Help us update the GCC D compiler frontend to the latest DMD.
D's whole premise of "being a better C++" has always made them look like argumentative jerks. Why build a language on top of a controversy? Their main argument from early 2000s: C++ requires a stdlib and compiler toolchain is not required to provide one. Wtf D? I mean I understand that C++ provides a lot of abstractions on top of C to call itself "more" than C, but what does D provide other than a few conveniences? If you even consider garbage collection or better looking syntax or more consistent, less orthogonal sytax a convenience. It didn't even have most of it's current features when it was first out back in early 2000s. Trying to gain adoption through creating some sort of counterculture what are they? 14?. /oneparagraphrant
It is probably the case that D has a brilliant engineer team who doesn't really focus on the PR side of things.

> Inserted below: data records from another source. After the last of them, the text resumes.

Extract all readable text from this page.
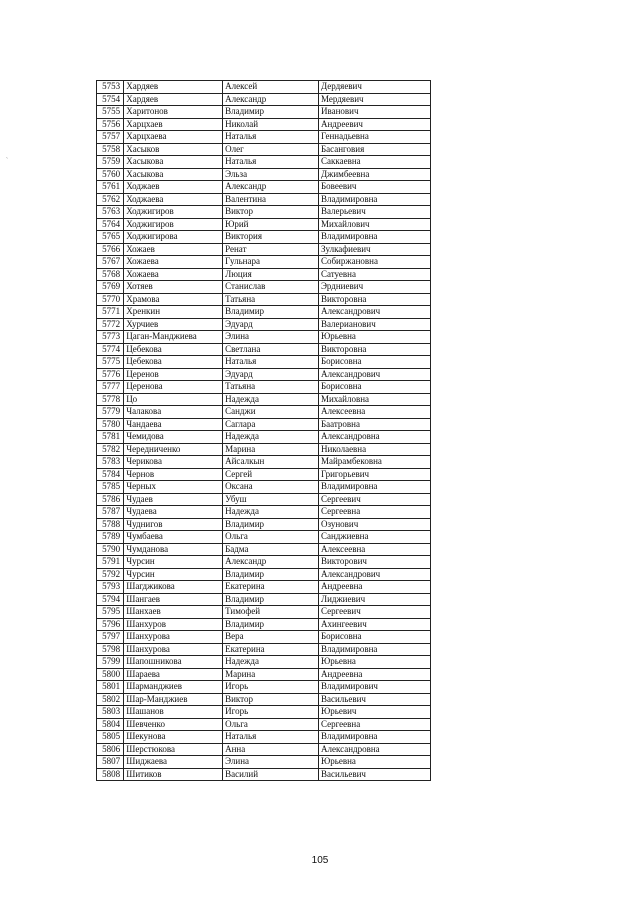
`
5753	Хардяев	Алексей	Дердяевич
5754	Хардяев	Александр	Мердяевич
5755	Харитонов	Владимир	Иванович
5756	Харцхаев	Николай	Андреевич
5757	Харцхаева	Наталья	Геннадьевна
5758	Хасыков	Олег	Басанговия
5759	Хасыкова	Наталья	Саккаевна
5760	Хасыкова	Эльза	Джимбеевна
5761	Ходжаев	Александр	Бовеевич
5762	Ходжаева	Валентина	Владимировна
5763	Ходжигиров	Виктор	Валерьевич
5764	Ходжигиров	Юрий	Михайлович
5765	Ходжигирова	Виктория	Владимировна
5766	Хожаев	Ренат	Зулкафиевич
5767	Хожаева	Гульнара	Собиржановна
5768	Хожаева	Люция	Сатуевна
5769	Хотяев	Станислав	Эрдниевич
5770	Храмова	Татьяна	Викторовна
5771	Хренкин	Владимир	Александрович
5772	Хурчиев	Эдуард	Валерианович
5773	Цаган-Манджиева	Элина	Юрьевна
5774	Цебекова	Светлана	Викторовна
5775	Цебекова	Наталья	Борисовна
5776	Церенов	Эдуард	Александрович
5777	Церенова	Татьяна	Борисовна
5778	Цо	Надежда	Михайловна
5779	Чалакова	Санджи	Алексеевна
5780	Чандаева	Саглара	Баатровна
5781	Чемидова	Надежда	Александровна
5782	Чередниченко	Марина	Николаевна
5783	Черикова	Айсалкын	Майрамбековна
5784	Чернов	Сергей	Григорьевич
5785	Черных	Оксана	Владимировна
5786	Чудаев	Убуш	Сергеевич
5787	Чудаева	Надежда	Сергеевна
5788	Чуднигов	Владимир	Озунович
5789	Чумбаева	Ольга	Санджиевна
5790	Чумданова	Бадма	Алексеевна
5791	Чурсин	Александр	Викторович
5792	Чурсин	Владимир	Александрович
5793	Шагджикова	Екатерина	Андреевна
5794	Шангаев	Владимир	Лиджиевич
5795	Шанхаев	Тимофей	Сергеевич
5796	Шанхуров	Владимир	Ахингеевич
5797	Шанхурова	Вера	Борисовна
5798	Шанхурова	Екатерина	Владимировна
5799	Шапошникова	Надежда	Юрьевна
5800	Шараева	Марина	Андреевна
5801	Шарманджиев	Игорь	Владимирович
5802	Шар-Манджиев	Виктор	Васильевич
5803	Шашанов	Игорь	Юрьевич
5804	Шевченко	Ольга	Сергеевна
5805	Шекунова	Наталья	Владимировна
5806	Шерстюкова	Анна	Александровна
5807	Шиджаева	Элина	Юрьевна
5808	Шитиков	Василий	Васильевич
105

D definitely provides value over C/C++ other than a few sugars for the syntax. It is just not communicated that well.
> Compare this to downloading Clang, which has 380 MiB Linux-distribution-specific tarballs. Zig's Linux tarballs are fully statically linked, and therefore work correctly on all Linux distributions. The size difference here comes because the Clang tarball ships with more utilities than a C compiler, as well as pre-compiled static libraries for both LLVM and Clang. Zig does not ship with any pre-compiled libraries; instead it ships with source code, and builds what it needs on-the-fly.
Hot damn! You had me at Hello, World!